Michael Henry Yusingco is a Filipino lawyer and academic professional. His constitutional reform analyses and political insights are frequently heard in broadcast media interviews. He writes papers and policy briefs on issues related to charter change, decentralization, and federalism as a research fellow in various institutions, including the Institute for Autonomy and Governance and the Ateneo Policy Center.

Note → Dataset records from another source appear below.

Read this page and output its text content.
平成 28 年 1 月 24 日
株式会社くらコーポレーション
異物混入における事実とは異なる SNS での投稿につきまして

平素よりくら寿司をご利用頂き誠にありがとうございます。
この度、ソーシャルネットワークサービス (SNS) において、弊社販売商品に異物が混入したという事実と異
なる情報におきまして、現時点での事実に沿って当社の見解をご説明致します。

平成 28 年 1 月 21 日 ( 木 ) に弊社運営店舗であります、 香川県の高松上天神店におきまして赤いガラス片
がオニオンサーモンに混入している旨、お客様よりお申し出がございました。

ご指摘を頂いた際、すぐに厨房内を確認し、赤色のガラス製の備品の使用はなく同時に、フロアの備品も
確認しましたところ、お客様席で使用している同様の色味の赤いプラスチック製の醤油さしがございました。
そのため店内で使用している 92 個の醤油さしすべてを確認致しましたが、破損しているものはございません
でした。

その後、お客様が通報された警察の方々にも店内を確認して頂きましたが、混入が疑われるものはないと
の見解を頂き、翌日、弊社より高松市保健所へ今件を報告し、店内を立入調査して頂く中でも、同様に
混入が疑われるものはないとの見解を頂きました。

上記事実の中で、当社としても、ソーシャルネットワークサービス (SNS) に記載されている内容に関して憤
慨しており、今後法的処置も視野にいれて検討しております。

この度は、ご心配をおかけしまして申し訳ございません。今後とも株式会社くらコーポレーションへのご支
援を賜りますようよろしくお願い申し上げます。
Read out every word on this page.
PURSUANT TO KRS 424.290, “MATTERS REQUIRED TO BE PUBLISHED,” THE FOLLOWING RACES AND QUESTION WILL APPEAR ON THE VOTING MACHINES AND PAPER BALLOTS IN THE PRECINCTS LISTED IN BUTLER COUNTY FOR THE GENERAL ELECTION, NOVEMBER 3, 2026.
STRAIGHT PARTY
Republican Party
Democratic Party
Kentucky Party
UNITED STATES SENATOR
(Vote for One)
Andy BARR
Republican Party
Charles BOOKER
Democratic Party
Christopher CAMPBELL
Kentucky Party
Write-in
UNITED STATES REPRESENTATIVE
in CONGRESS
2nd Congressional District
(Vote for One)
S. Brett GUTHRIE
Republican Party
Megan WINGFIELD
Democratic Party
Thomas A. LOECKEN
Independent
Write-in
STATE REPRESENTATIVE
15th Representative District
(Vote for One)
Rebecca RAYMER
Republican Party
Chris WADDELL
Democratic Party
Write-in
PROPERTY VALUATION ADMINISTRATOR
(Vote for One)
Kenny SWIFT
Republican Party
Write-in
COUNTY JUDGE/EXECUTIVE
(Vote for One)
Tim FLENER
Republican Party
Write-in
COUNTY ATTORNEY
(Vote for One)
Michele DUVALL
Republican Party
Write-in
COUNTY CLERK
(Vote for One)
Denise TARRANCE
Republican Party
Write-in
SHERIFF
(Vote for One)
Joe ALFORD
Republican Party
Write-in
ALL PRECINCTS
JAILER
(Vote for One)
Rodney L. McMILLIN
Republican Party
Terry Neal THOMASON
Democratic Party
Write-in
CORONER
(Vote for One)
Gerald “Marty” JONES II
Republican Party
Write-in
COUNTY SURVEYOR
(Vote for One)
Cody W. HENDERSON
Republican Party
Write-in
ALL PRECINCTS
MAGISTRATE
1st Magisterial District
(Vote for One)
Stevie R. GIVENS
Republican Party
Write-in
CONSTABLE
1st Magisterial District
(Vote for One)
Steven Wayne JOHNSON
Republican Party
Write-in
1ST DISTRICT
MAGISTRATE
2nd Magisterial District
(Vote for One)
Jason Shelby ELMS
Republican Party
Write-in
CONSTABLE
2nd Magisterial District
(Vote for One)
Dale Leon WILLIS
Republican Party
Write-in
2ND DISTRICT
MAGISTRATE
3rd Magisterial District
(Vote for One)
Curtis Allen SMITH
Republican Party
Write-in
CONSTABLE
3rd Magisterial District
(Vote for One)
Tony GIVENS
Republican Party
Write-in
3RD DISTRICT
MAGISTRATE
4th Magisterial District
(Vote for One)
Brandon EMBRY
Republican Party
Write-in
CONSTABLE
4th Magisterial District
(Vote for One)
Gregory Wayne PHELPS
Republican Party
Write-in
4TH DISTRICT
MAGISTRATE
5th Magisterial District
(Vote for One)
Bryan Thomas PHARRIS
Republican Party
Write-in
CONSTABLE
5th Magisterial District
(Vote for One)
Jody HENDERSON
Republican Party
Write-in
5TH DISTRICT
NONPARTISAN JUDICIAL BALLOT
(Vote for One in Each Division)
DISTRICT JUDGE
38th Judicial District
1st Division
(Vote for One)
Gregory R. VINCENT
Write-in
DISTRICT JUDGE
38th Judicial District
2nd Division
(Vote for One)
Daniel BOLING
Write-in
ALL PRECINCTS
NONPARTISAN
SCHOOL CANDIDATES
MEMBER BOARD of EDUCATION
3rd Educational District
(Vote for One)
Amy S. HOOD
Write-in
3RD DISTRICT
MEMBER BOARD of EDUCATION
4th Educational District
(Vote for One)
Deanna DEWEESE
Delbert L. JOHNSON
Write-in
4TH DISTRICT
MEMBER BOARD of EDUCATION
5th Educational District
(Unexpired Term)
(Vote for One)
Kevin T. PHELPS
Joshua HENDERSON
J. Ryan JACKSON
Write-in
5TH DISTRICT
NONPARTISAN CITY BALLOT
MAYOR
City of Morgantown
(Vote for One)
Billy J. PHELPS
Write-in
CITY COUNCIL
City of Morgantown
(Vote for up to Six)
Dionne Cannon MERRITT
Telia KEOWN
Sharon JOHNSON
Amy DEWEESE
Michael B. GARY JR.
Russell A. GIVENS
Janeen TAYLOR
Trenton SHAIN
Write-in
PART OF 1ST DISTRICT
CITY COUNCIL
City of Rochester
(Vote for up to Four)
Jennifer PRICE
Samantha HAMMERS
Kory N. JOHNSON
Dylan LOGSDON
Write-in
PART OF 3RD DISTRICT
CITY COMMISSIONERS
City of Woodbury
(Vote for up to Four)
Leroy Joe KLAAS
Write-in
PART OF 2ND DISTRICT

He has served as a consultant to the Office of Senator Koko Pimentel for a year and has written op-ed articles for various newspapers and news sites.

==Education==
Yusingco graduated with a bachelor's degree in philosophy from Ateneo de Manila University in 1995 and obtained his law degree from Arellano University School of Law in 2002, successfully passing the bar examinations the following year. In 2014, he earned a Master of Law and Development degree from the University of Melbourne Law School.

== Major publications ==

=== Books ===
- Rethinking the Bangsamoro Perspective [Ateneo de Davao University and Al Qalam Research Institute for Islamic Identity and Dialogue in Southeast Asia, November 2013].
- Engaging the Bangsamoro Autonomous Region: A Handbook for Civil Society Organizations [Institute for Autonomy and Governance, July 2020].

=== Book chapters ===
- "Imperial Manila" and local autonomy. In Building Inclusive Democracies in ASEAN, 2018, pp. 346–355.

=== Journal articles ===
- A Philippine Strongman's Legislative and Constitutional Reforms Legacy. Yusingco, M.H.L., Mendoza, R.U., Mendoza, G.A.S., Yap, J. In Journal of Current Southeast Asian Affairs, 2023, 42(1), pp. 63–89.
- Term limits and political dynasties in the Philippines: Unpacking the links. Mendoza, R.U., Banaag, M.S., Hiwatig, J.D., Yusingco, M.H.L., Yap, J.K. In Asia-Pacific Social Science Review, 2020, 20(4), pp. 88–99.